I remember there were some study to show although UTF-8 encode each Japanese/Chinese characters in 3 bytes, Japanese/Chinese usually use LESS characters in writting to communicate information than alphabetic base langauges.
For my commercial Japanese-to-English translation work, I estimate from 2.3 to 3.2 Japanese characters for one word of English, estimated at 6 characters. It varies depending on the kanji to kana ratio in the source text.
For commercial contemporary Chinese-to-English translation, I estimate 1.4 to 1.8 Chinese characters per English word, estimated at 6 characters. (I just asked about this on a mailing list devoted to C-E/E-C translation and the one translator who responded said he uses 1.62 Chinese characters per English word which agrees with my experience.)
Since a "word" is probably about the smallest chunk of meaning you're going find, this would suggest that where it takes 6 bytes to encode a word of English at one-byte per character, at 3 bytes per character, it will take from about 4.3 to 3.3 bytes to encode a word of Chinese, I guess.
The above applies to contemporary (modern) traditional Chinese.
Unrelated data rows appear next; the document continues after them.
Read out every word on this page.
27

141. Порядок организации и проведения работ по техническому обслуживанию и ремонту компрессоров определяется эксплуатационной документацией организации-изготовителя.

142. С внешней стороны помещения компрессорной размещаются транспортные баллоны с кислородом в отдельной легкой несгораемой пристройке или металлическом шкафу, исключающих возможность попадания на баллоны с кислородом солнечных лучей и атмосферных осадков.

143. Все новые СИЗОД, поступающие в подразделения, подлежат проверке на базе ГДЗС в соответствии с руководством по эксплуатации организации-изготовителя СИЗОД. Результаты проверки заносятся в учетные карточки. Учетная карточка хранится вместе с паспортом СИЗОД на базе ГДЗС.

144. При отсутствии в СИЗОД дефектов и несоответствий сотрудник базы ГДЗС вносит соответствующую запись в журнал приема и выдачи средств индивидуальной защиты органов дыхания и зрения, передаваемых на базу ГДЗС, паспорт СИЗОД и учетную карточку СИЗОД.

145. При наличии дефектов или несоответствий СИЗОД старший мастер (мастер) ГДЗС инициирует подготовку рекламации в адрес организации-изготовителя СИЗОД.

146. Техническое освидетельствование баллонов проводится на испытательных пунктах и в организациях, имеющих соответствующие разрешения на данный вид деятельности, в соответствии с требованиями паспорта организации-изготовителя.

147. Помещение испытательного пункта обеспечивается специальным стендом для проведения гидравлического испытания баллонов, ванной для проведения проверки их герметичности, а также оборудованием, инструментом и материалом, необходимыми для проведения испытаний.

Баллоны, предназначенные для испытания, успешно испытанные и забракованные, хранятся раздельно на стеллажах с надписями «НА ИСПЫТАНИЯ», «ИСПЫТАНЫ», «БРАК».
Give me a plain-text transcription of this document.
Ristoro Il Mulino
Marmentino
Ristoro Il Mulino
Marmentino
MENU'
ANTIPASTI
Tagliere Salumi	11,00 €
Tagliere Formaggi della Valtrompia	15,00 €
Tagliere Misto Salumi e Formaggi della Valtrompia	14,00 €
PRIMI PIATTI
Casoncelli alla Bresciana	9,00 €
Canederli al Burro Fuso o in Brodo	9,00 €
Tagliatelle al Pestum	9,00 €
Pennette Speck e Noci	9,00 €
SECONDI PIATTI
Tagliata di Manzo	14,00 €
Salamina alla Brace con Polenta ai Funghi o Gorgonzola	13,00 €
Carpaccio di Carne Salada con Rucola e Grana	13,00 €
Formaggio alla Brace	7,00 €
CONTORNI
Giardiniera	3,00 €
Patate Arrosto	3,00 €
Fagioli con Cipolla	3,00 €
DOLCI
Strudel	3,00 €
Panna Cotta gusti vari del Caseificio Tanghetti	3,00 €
I don't know if there is a practical difference in efficiency between traditonal and simplified. But from my experience with classical Chinese, I would guess that most classical Chinese is at least twice as efficient as modern Chinese. (This, plus its freedom from any tight dependence on sound, facilitated its great success as the language of culture throughout the traditional kanji culture realm --- China, Korea, Japan, Vietnam, etc., imo.)
FWIW,
Jon
-- Jon Babcock <[EMAIL PROTECTED]>